After enough time in the cold to lose the feeling in his toes, Dan was permitted to enter the hotel, escorted the entire time by DS Cole.
After a lecture in the lift, and confirmation of his knowledge of crime scene etiquette, Dan was shown into the hotel suite. He recognised it instantly as the room in the photographs he had seen several hours earlier.
He was, of course, able to see far more of the huge room than he had been able to see in the photographs. In addition, the contents of the room would have looked vastly different before the police photographer had placed numbered yellow tags next to everything, including every bottle of alcohol and glass on the coffee table. Items that had already been photographed were being accumulated in a pile of filled and sealed plastic evidence bags.
Dan had rarely been reminded of his comparative freedom from rules when compared to the police officers surrounding him. I’d forgotten how tedious a task it is to put everything in its own plastic bag. He smiled. Thank God I hardly have to resort to such methods.
DS Cole pointed ahead of them as they walked. “The computer is in that room.”
As they entered, Dan looked around and took up his position in the only seat in the room. He glanced around. “Do you have a spare video camera and tripod to record what I’m doing?” he asked.
The officer shook his head. “That stuff would be provided by the Hi-Tech guys when they need it.”
Dan nodded at the blank pad of paper and pen sitting to his left in the edge of the table. “I assume you’re happy for me to document my actions here?”
DS Cole nodded.
Dan picked up the paper and started to write. He checked the date and time on his watch and scribbled it down. “Has anyone even tried to use this yet?” he asked as he wrote.
DS Cole shook his head. “It’s more than my job’s worth to let any half-brained PC get their hands on a live computer exhibit, especially for a child abuse case.”
Dan nodded and turned on the monitor. A light in the corner glowed orange, and he jiggled the mouse to wake up the computer. The monitor lit up bright blue, showing a circular photo of Sergei Grekov next to his name.
Dan clicked on the name with the mouse and the login screen disappeared. He smiled. Computer security at its finest. He immediately reached for the notepad. “He doesn’t have a password set. I got straight in.”
His apprehension grew as the Desktop loaded. If I don’t find anything on here, I may never see Abigail again.
Two windows were open. The first was a web browser. One tab was open showing the web page entitled ‘Pretty Little Angels’, showing a number of girls in provocative poses, along with the text, ‘Russia’s #1 child modelling website’. There was no doubting the contents of such a website. He had seen so many like it during his days in the Hi-Tech Crime Unit.
The second window was for Sergei’s email. On the left was a list of emails received, highlighted in different colours. On the right, the contents of the top email were shown. It was an invoice for the renewal of some Russian-based server space.

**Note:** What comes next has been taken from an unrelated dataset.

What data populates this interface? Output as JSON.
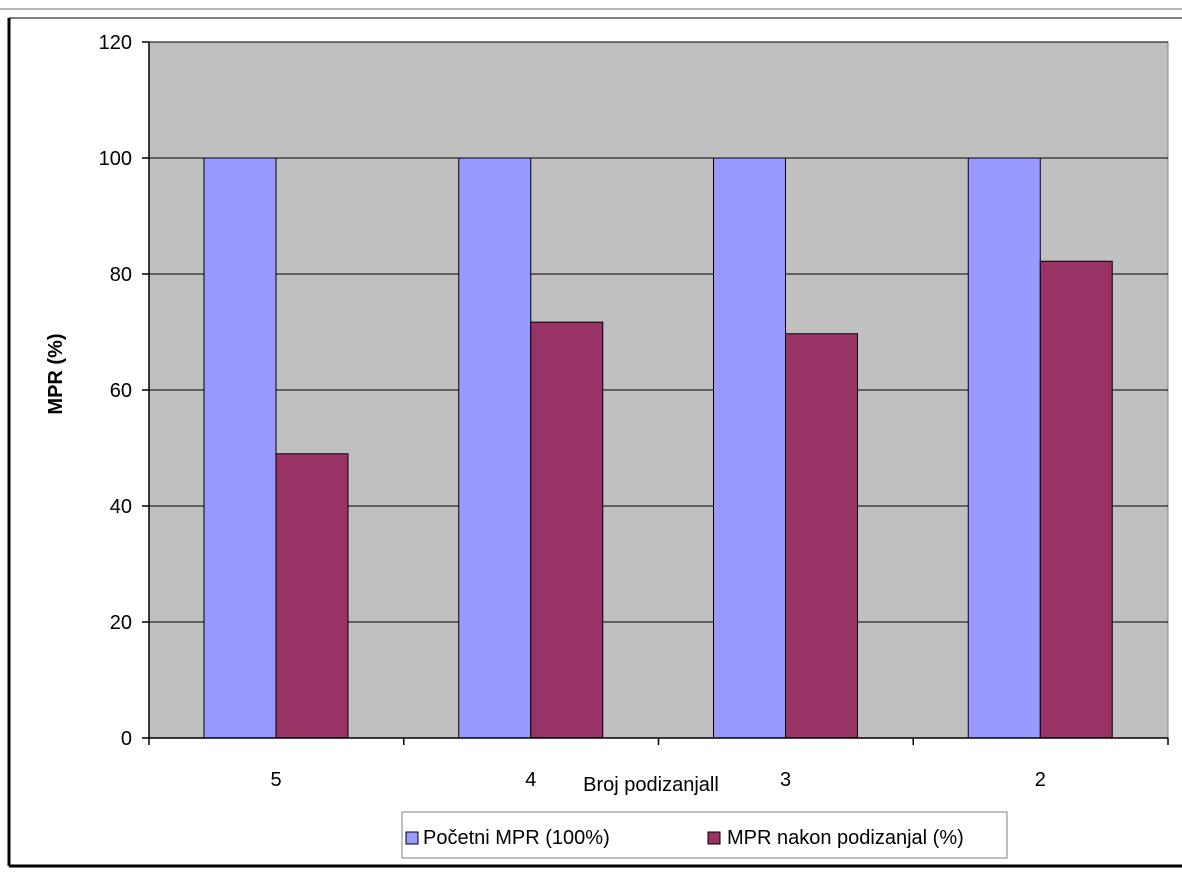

He clicked through several of the recent emails. A small fire seemed to start in his chest as his frustration and desperation grew into significant heartburn. These seem to have nothing to do with anything. After going back a day, he changed tactic and opened the Sent folder.
The most recent email in his Sent folder looked like junk. As he opened it, he saw the word ‘Joshua’ and the index finger of his right hand froze in an extended position. “This is it,” he said pointing to the screen. “It was sent less than two hours ago”.
He scanned the text of the email, looking for information that would be vital in finding his daughter. There were details of a cargo ship, due to leave from Dover at 17:00 that afternoon. The owner had been handsomely paid to provide a container for Sergei’s constant use for the trafficking of young girls.
The email contained a personal note to Joshua, stating that he would have access to ‘more everyday comforts than one would usually expect when travelling as cargo’. It was clear that this was Joshua’s route out of the country, away from British law enforcement, and probably off to an extradition-free country.
He scribbled the headlines on the piece of paper and looked at his watch. Less than three hours to get there, assuming Abigail’s with him.
“Right,” Dan said, standing up, “I’m going to Dover to get my daughter.”
DS Cole’s eyes widened. “Mr Castle, you’d be best advised to wait for the police to deal with this.”
Dan wasn’t listening. He was already walking out of the hotel suite with DS Cole close behind.
Ignoring the constant warnings of the officer, Dan was soon back at his car, ready to leave. He input the destination of Dover into the navigation software of his phone, and bid farewell to DS Cole and everyone else who would still be processing this scene for some time.
He put the car into gear and exited the car park, a stern look on his face and his hands gripping the steering wheel as if clinging onto the edge of a precipice. There’s no way I’m sitting back and letting the police get there too late again. This time I’m getting to my daughter first, and no one’s going to stop me.